Comparative studies between Solanaceae species represent a powerful strategy for inferring functions of evolutionarily conserved unknown proteins. This approach is based on the principle that conservation across species suggests functional importance.

Orthology analysis between Solanaceae species (tomato, potato, pepper, petunia) can identify proteins with high conservation, suggesting essential functions. Complementarily, identifying specifically conserved residues through analysis of nonsynonymous versus synonymous substitution rates (dN/dS) can reveal critical functional domains, guiding site-directed mutagenesis studies.
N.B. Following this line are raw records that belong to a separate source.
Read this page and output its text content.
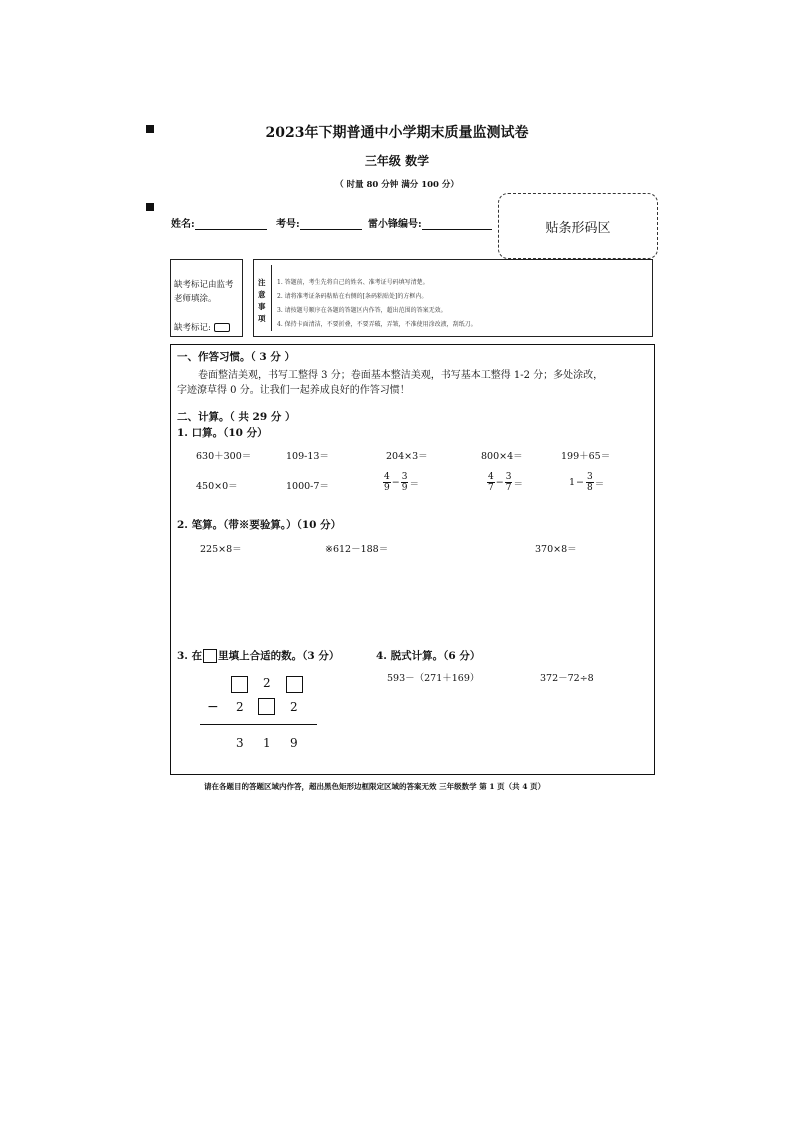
2023年下期普通中小学期末质量监测试卷
三年级 数学
（ 时量 80 分钟 满分 100 分）
姓名:	考号:	雷小锋编号:	贴条形码区
缺考标记由监考
老师填涂。
缺考标记:
注
意
事
项
1. 答题前，考生先将自己的姓名、准考证号码填写清楚。
2. 请将准考证条码粘贴在右侧的[条码粘贴处]的方框内。
3. 请按题号顺序在各题的答题区内作答，超出范围的答案无效。
4. 保持卡面清洁，不要折叠，不要弄破，弄皱，不准使用涂改液，刮纸刀。
一、作答习惯。（ 3 分 ）
卷面整洁美观，书写工整得 3 分；卷面基本整洁美观，书写基本工整得 1-2 分；多处涂改，
字迹潦草得 0 分。让我们一起养成良好的作答习惯！
二、计算。（ 共 29 分 ）
1. 口算。（10 分）
630＋300＝	109-13＝	204×3＝	800×4＝	199＋65＝
450×0＝	1000-7＝	$\frac{4}{9} - \frac{3}{9}$ ＝	$\frac{4}{7} - \frac{3}{7}$ ＝	$1 - \frac{3}{8}$ ＝
2. 笔算。（带※要验算。）（10 分）
225×8＝	※612－188＝	370×8＝
3. 在 里填上合适的数。（3 分）
2
− 2	2
3 1 9
4. 脱式计算。（6 分）
593－（271＋169）	372－72÷8
请在各题目的答题区域内作答，超出黑色矩形边框限定区域的答案无效 三年级数学 第 1 页（共 4 页）
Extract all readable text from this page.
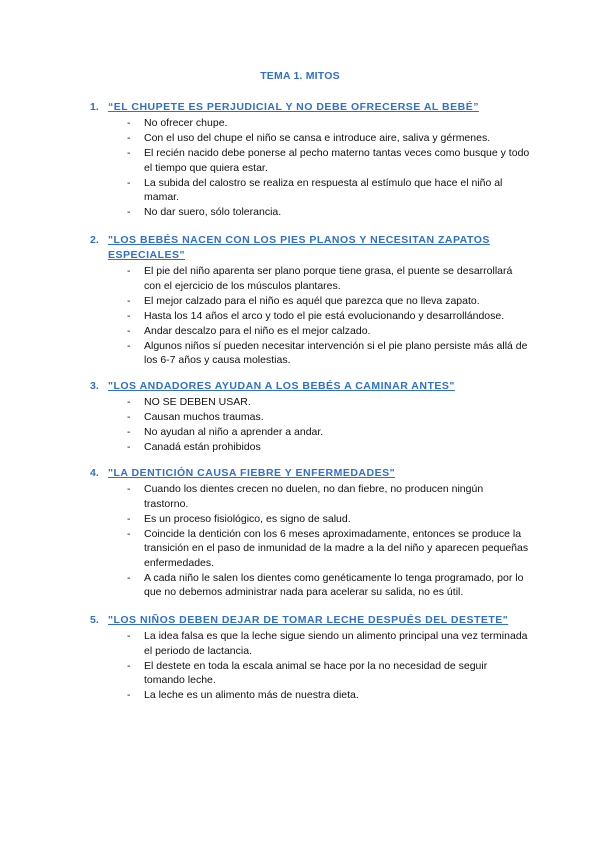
TEMA 1. MITOS
1. “EL CHUPETE ES PERJUDICIAL Y NO DEBE OFRECERSE AL BEBÉ”
- No ofrecer chupe.
- Con el uso del chupe el niño se cansa e introduce aire, saliva y gérmenes.
- El recién nacido debe ponerse al pecho materno tantas veces como busque y todo el tiempo que quiera estar.
- La subida del calostro se realiza en respuesta al estímulo que hace el niño al mamar.
- No dar suero, sólo tolerancia.
2. "LOS BEBÉS NACEN CON LOS PIES PLANOS Y NECESITAN ZAPATOS ESPECIALES"
- El pie del niño aparenta ser plano porque tiene grasa, el puente se desarrollará con el ejercicio de los músculos plantares.
- El mejor calzado para el niño es aquél que parezca que no lleva zapato.
- Hasta los 14 años el arco y todo el pie está evolucionando y desarrollándose.
- Andar descalzo para el niño es el mejor calzado.
- Algunos niños sí pueden necesitar intervención si el pie plano persiste más allá de los 6-7 años y causa molestias.
3. "LOS ANDADORES AYUDAN A LOS BEBÉS A CAMINAR ANTES"
- NO SE DEBEN USAR.
- Causan muchos traumas.
- No ayudan al niño a aprender a andar.
- Canadá están prohibidos
4. "LA DENTICIÓN CAUSA FIEBRE Y ENFERMEDADES"
- Cuando los dientes crecen no duelen, no dan fiebre, no producen ningún trastorno.
- Es un proceso fisiológico, es signo de salud.
- Coincide la dentición con los 6 meses aproximadamente, entonces se produce la transición en el paso de inmunidad de la madre a la del niño y aparecen pequeñas enfermedades.
- A cada niño le salen los dientes como genéticamente lo tenga programado, por lo que no debemos administrar nada para acelerar su salida, no es útil.
5. "LOS NIÑOS DEBEN DEJAR DE TOMAR LECHE DESPUÉS DEL DESTETE"
- La idea falsa es que la leche sigue siendo un alimento principal una vez terminada el periodo de lactancia.
- El destete en toda la escala animal se hace por la no necesidad de seguir tomando leche.
- La leche es un alimento más de nuestra dieta.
Comparative genomics of species exhibiting contrasting phenotypes for a specific trait can reveal correlations between protein variants and phenotypes. For example, comparing acylsugars between S. lycopersicum and S. pennellii allowed identification of specific enzymes associated with structural diversity in these metabolites .

Comparative genetic approaches, such as analysis of introgression lines (ILs) between species, used in the study of AACS1 and AECH1 genes, can physically locate loci responsible for specific phenotypic differences. These mappings can guide the identification of candidate proteins for functional characterization .

Heterologous expression of orthologous proteins in model systems such as Arabidopsis or Nicotiana benthamiana can confirm functional conservation and reveal subtle catalytic differences between orthologs from different species.